Vluchtelingen komen uit vele delen van de wereld en hebben diverse redenen om hun heil elders te zoeken. Vluchtelingen die een ‘status’ krijgen, mogen zich vestigen in Nederland. Dat gaat niet vanzelf: als je rechtstreeks uit het oorlogsgeweld in Nederland komt wonen, dan kan je wel wat hulp gebruiken bij je integratie in de maatschappij.
Gemeenten zijn verantwoordelijk voor het begeleiden van de integratie van vluchtelingen en werken in de regel met vrijwilligersorganisaties die de uitvoering voor hun rekening nemen. In gemeente De Bilt komen zich jaarlijks vijftig tot honderd nieuwe statushouders vestigen. Ongeveer honderd vrijwilligers en drie beroepskrachten van Steunpunt Vluchtelingen De Bilt zetten zich in voor deze nieuwkomers. De periode van begeleiding duurt ongeveer twee jaar. ‘We hebben hierbij één hoofddoel’, legt Hanneke Eilers, coördinator van Steunpunt Vluchtelingen De Bilt, uit. ‘Wij willen onze cliënten helpen om zelfstandig te functioneren in onze samenleving.’
Intensieve taak
Het werk van de vrijwilligers is volgens Eilers tweeledig. ‘Onze maatschappelijk begeleiders maken de nieuwkomers wegwijs in de gemeente en helpen met de contacten met instanties als gemeente, school, sociale dienst, huisarts, et cetera. Dit is zeker in de eerste maanden een zeer intensieve taak. Daarnaast geven onze taalcoaches hulp om lees- en taalvaardigheden te verbeteren.’

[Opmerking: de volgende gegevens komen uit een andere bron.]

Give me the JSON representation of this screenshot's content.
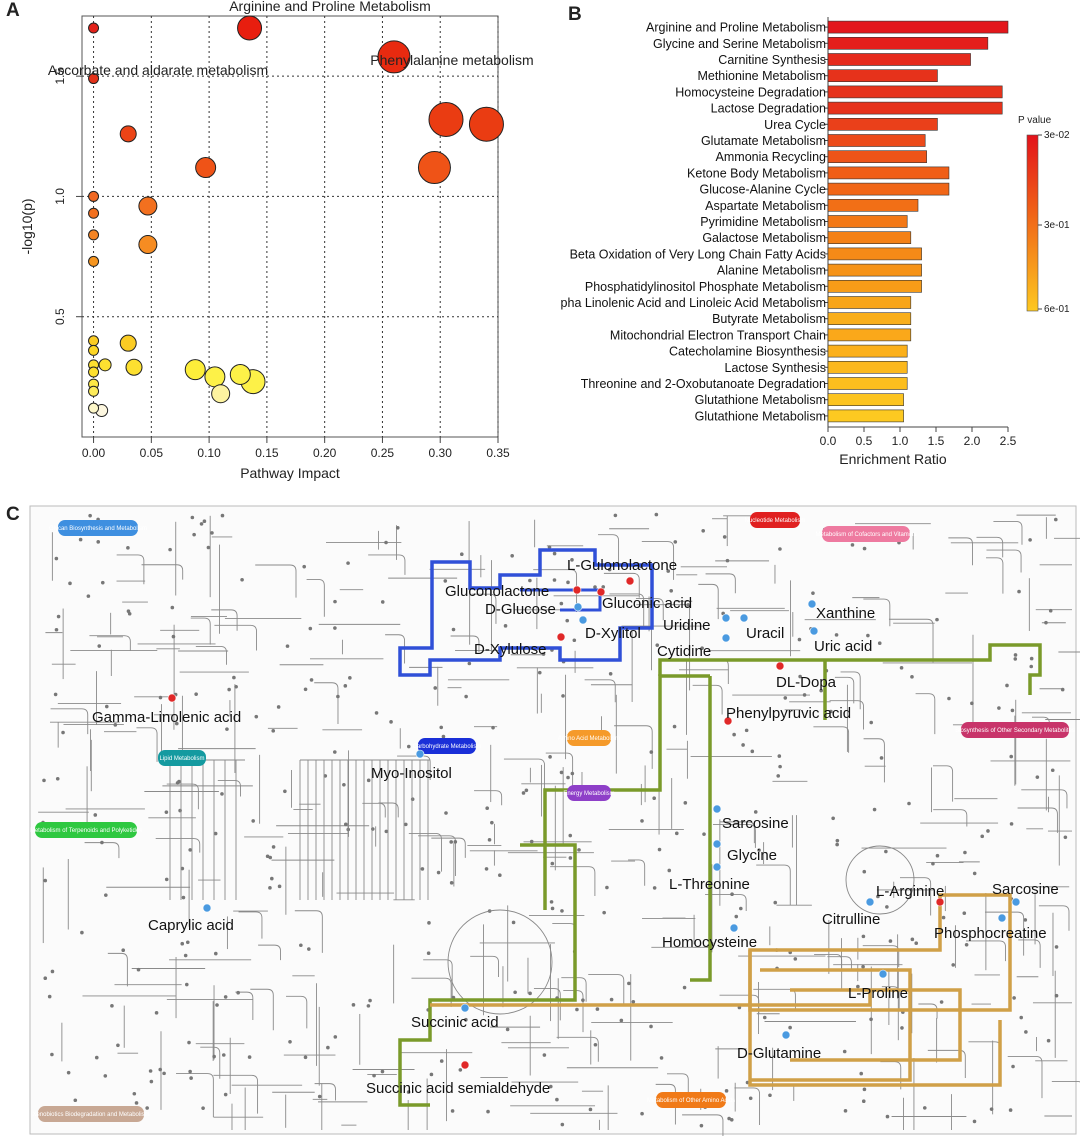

Hoewel Steunpunt Vluchtelingen De Bilt werkt met vrijwilligers, is professionaliteit in alle opzichten van groot belang. ‘Het betekent ook dat iedere nieuwkomer bij ons een eigen ‘dossier’ heeft’, vult haar collega en assistent-coördinator Linda de Kruijff aan. ‘Het dossier van een nieuwkomer is al snel omvangrijk: brieven van allerlei instanties, gespreksverslagen, juridische documenten en ga zo maar verder. Dat werd tot nu toe in papieren dossiers bijgehouden. In veel gevallen leverde dat een vuistdikke collectie op. Probeer daarin nog maar eens iets terug te vinden. De kans dat je dan iets mist, is groot. En als je thuis eens iets wil opzoeken, dan heb je de gegevens niet bij de hand. Daarnaast is er een grote hoeveelheid communicatie per telefoon en e-mail die niet gemakkelijk inzichtelijk te krijgen is.’
Allemaal privégegevens
Een geautomatiseerd systeem was dus welkom. Maar wat moet zo’n systeem dan kunnen? Bestuurslid Eric van der Wolk: ‘Het allerbelangrijkst is dat onze vrijwilligers maximaal worden ondersteund bij hun dagelijkse werk. Dat betekent dat ze gemakkelijk informatie moeten kunnen invoeren en snel en veilig inzicht hebben in alle onderdelen van het dossier. Een hele lijst van eisen volgt uit deze uitgangspunten: notificaties, automatisch genereren van taken, scannen van documenten naar het dossier, e-mailen uit en naar het dossier, et cetera. En we hebben te maken met allemaal privégegevens, dus alles moet superveilig.’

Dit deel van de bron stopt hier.